Since nearly the first day the company went design/build more than 10 years ago, HUB Design/Build co-owner Lynne Graves Stephenson has accompanied clients to area showrooms for product selections. The company calls these junkets “road trips,” and they are part of the service that comes with the company's design-and-estimate fee.
“The last thing in the world I want is one of our clients picking out their appliances without adult supervision,” says Mark Stephenson, Lynne's husband and co-owner (Big50 2004). He explains that those selections must be made with a number of factors —countertops, electrical, HVAC, budget, etc. — in mind, and that clients rarely have the ability or resources to consider all of it. “High-end remodeling isn't just showing clients three types of carpet,” he says. “You have to cater to the selections process.”
As times have changed, shuttling clients from showroom to showroom isn't enough to control the selections process. The emergence of the Internet has given homeowners access to just enough information to cause trouble.
“The Internet can be a great resource,” Mark says, “but it can also be a dangerous place.” Anyone can put almost anything up there, and once clients read something and get it in their heads that it's true, “it can be very hard to untangle that mess.”

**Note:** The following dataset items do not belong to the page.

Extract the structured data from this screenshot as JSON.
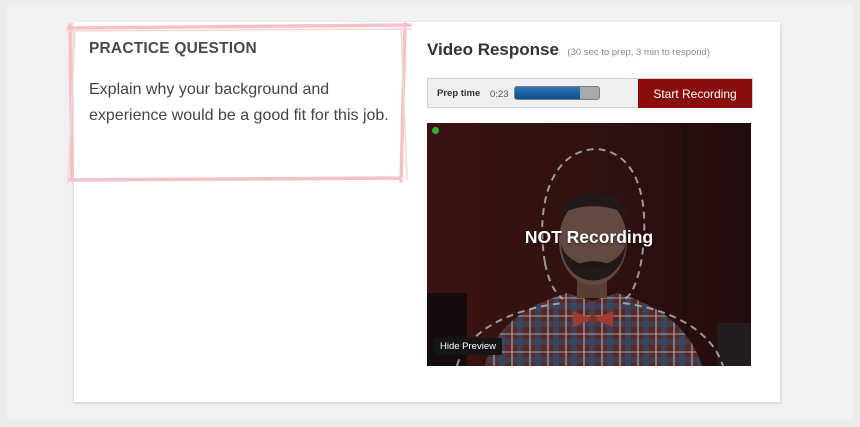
{
  "question": {
    "heading": "PRACTICE QUESTION",
    "text": "Explain why your background and experience would be a good fit for this job."
  },
  "video_response": {
    "title": "Video Response",
    "note": "(30 sec to prep, 3 min to respond)",
    "prep_label": "Prep time",
    "prep_time": "0:23",
    "prep_progress": 0.77,
    "start_button": "Start Recording",
    "status": "NOT Recording",
    "hide_preview": "Hide Preview",
    "indicator_color": "#2fae3a"
  },
  "colors": {
    "record_button": "#8b0e0e",
    "progress_fill": "#0b4f8c",
    "frame_sketch": "#f4c2c6"
  }
}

So HUB Design/Build customers visit the company's design studio before, after, and between “road trips” to surf the Web on a 50-inch flat-screen television — under Lynne's supervision. “It's difficult to integrate selections into the very complicated remodeling process,” Mark says. Overseeing the clients' Internet use helps set reasonable expectations. “We can't stop our clients from surfing the Internet,” Mark says, “but we can minimize what we call ‘remodeling porn' — things that are not in the budget, that are impractical, or that are total fiction.”
The Stephensons are up-front about these processes with potential clients. In fact, they are something of a selling point for the company. “Clients tend to appreciate it,” Mark says. “If they didn't, they'd hire somebody else.” But it's a two-way street: It benefits HUB, too. “It makes the job go faster and easier,” Mark says. “It seems like it's a high-end, luxury service, but it's not.”